1. Hi Coach Mora. It’s great to have you hear at New Level Performance. Could you tell us about your background and how you became involved in coaching? My father was a coach so I grew up in the business. I can honestly say it is all I ever wanted to do. Being around the athletes as a youngster really made a positive impression on me; I respected the hard work, commitment, teamwork, and competitive drive they routinely demonstrated. My favorite time as a kid where hanging out with my Dad at practice, being on the sidelines at games, and spending time in locker room before and after games…I loved the intensity. When I ended my playing career at the University of Washington I became a Student Assistant as I finished my degree. Upon graduation I accepted a position with the San Diego Chargers working with the coaching staff, that job lead quickly to the position of Defensive Backs Coach at the age of 24.
2. Could you walk through the recruiting process when you coached in College? The recruiting process has changed dramatically over the past few years. The digital age and the influence of social media have had a major impact on how coaches connect with players. It is typical now for kids to commit to a school prior to their senior season, something that never happened when I was a player or college coach.
3. What were the top 5 characteristics you looked for in an incoming freshman? Personal Character, Football Character, Work Ethic, Commitment to a “Team First” Environment, Family Background and major influences in the young mans life.
4. What are some things that potential college freshman football players can do to better prepare them for college life and athletics? I would say that they need to connect with a counselor as freshman in HS that can help guide them through the process of taking the correct courses, help them as they prepare for the ACT/SAT test, and help them to prepare to write the essays they must write as they apply to college. Students need to understand that the chances of getting a scholarship are remote and should prepare to get accepted to colleges on their own accord. I was a Walk-on at the University after having been a pretty highly recruited player as a junior. I injured my knee and didn’t have the kind of senior season I expected to have. I had to get myself into school and earn my scholarship as a freshman.
5. Many young players see the glamour of the position of playing D1 football on national TV, but do not recognize the sacrifice that must be made. Could you give us a sample of a typical freshman’s daily schedule? The balance of school and sport can be overwhelming for an 18 year old away from home for the first time. Depending on the time of year, assume your day will begin with 6:00 AM workouts up to 3 days a week. Typically you will have 3 classes to attend during the day, afternoon meetings and practice, then study hall. It is imperative that the student athlete is very organized with their time and disciplined to stay on schedule.

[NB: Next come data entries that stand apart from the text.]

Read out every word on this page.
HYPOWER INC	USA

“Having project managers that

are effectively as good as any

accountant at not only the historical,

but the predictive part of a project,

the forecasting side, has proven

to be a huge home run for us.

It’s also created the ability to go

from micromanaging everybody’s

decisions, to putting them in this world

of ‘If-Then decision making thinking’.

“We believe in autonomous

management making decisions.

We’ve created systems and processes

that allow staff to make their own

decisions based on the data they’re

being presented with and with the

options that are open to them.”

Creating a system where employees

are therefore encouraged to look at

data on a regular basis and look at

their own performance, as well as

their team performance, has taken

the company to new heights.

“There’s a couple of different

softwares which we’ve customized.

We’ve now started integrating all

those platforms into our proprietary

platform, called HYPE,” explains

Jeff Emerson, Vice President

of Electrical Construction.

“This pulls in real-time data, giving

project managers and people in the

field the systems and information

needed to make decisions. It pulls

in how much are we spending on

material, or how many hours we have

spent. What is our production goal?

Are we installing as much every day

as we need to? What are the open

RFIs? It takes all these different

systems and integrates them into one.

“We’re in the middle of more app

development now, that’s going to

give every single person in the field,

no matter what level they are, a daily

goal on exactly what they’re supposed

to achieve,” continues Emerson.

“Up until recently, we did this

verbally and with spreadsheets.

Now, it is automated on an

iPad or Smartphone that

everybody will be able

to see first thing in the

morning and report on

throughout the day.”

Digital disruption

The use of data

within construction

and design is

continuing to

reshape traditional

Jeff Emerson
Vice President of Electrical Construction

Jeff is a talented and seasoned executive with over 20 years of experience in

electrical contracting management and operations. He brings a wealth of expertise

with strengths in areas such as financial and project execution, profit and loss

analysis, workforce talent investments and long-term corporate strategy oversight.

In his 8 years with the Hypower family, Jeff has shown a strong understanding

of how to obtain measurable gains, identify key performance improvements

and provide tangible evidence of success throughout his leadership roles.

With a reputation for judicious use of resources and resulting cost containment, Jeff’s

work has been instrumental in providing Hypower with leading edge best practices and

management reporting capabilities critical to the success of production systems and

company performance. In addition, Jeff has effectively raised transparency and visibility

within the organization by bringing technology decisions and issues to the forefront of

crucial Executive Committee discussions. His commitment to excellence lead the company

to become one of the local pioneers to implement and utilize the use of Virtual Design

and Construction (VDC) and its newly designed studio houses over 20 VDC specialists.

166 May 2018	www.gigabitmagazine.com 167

6. How important are football camps, combines, etc… to the recruiting process? What is the most significant form of communication that lets a potential signee know that a college program is very interested in them? These forms of exposure have become increasingly important. Many colleges use camps and combines as a first look at potential recruits. However, the best thing you can do is play well on Friday nights. If you are a good player they will find you. It is important that your HS coach be an advocate for you and make calls to the colleges that you are interested in. I think a letter to the position coach at the school you have an interest in attending is an excellent way to get on the radar.

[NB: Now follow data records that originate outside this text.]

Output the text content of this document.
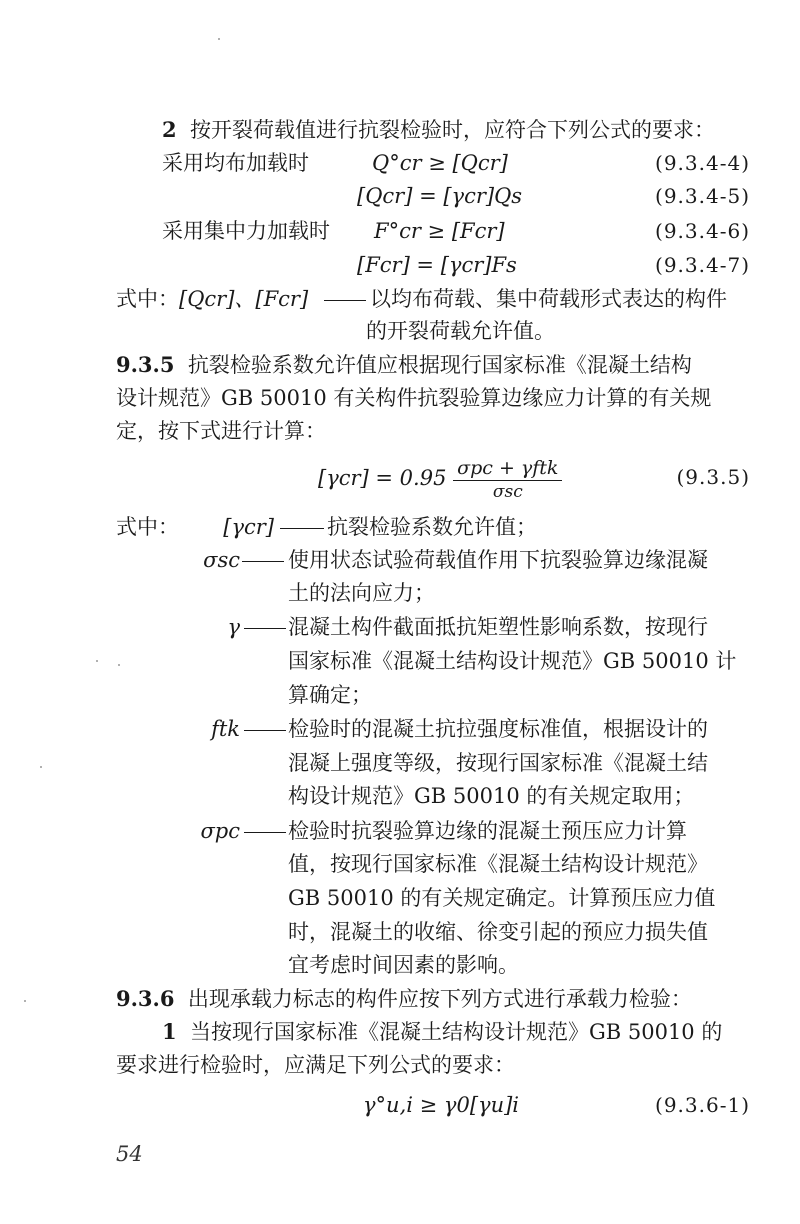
2 按开裂荷载值进行抗裂检验时，应符合下列公式的要求：
采用均布加载时	Q°cr ≥ [Qcr]	(9.3.4-4)
[Qcr] = [γcr]Qs	(9.3.4-5)
采用集中力加载时 F°cr ≥ [Fcr]	(9.3.4-6)
[Fcr] = [γcr]Fs	(9.3.4-7)
式中：[Qcr]、[Fcr]	以均布荷载、集中荷载形式表达的构件
的开裂荷载允许值。
9.3.5 抗裂检验系数允许值应根据现行国家标准《混凝土结构
设计规范》GB 50010 有关构件抗裂验算边缘应力计算的有关规
定，按下式进行计算：
$[\gamma cr] = 0.95 \frac{\text{σpc + γftk}}{\text{σsc}}$	(9.3.5)
式中： [γcr]	抗裂检验系数允许值；
σsc 使用状态试验荷载值作用下抗裂验算边缘混凝
土的法向应力；
γ 混凝土构件截面抵抗矩塑性影响系数，按现行
国家标准《混凝土结构设计规范》GB 50010 计
算确定；
ftk 检验时的混凝土抗拉强度标准值，根据设计的
混凝上强度等级，按现行国家标准《混凝土结
构设计规范》GB 50010 的有关规定取用；
σpc 检验时抗裂验算边缘的混凝土预压应力计算
值，按现行国家标准《混凝土结构设计规范》
GB 50010 的有关规定确定。计算预压应力值
时，混凝土的收缩、徐变引起的预应力损失值
宜考虑时间因素的影响。
9.3.6 出现承载力标志的构件应按下列方式进行承载力检验：
1 当按现行国家标准《混凝土结构设计规范》GB 50010 的
要求进行检验时，应满足下列公式的要求：
γ°u,i ≥ γ0[γu]i	(9.3.6-1)
54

7. What is one thing that you have always emphasized to the athletes in your program that they want to leave the university with? A degree! Beyond that a Rolodex of connections in the business world that they can reach out to as they move into the next phase of their life.
8. What in your experience leads to the biggest downfall of young athletes when they arrive on campus? A lack of discipline in organizing their time and sticking with a schedule that allows for study, workouts, relax time, and sleep. Also, some youngsters start to believe they are special because they play ball and get lazy or cocky…don’t fall into that trap. As a student-athlete you have a rare opportunity to experience college like few others…take advantage of it. Find an area of study that interests you and apply yourself like you do in sports.
9. Thanks for doing this interview and where can we learn more about you. What projects are you currently working on? I am working for NFL Network and FOX Sports, as well as getting involved with the study of concussions. I also am the President of a charitable foundation, the Jim Mora Count on Me Family Foundation, www.countonmefoundation.org
James Lawrence “Jim” Mora (born November 19, 1961, in Los Angeles, California) is an American former NCAA defensive back and National Football League head coach. As of 2010, he is currently an analyst for the NFL Network.
On February 5, 2009, the Seahawks signed Mora to a five year contract to become the team’s next head coach when then head coach Mike Holmgren retired following the 2008 season. Mora is the son of retired NFL head coach Jim E. Mora. To differentiate between the two, Jim Mora is often referred to as “Jim Mora Jr.”. However some, like Monte Kiffin, refer to him as “J.L. [Mora]”.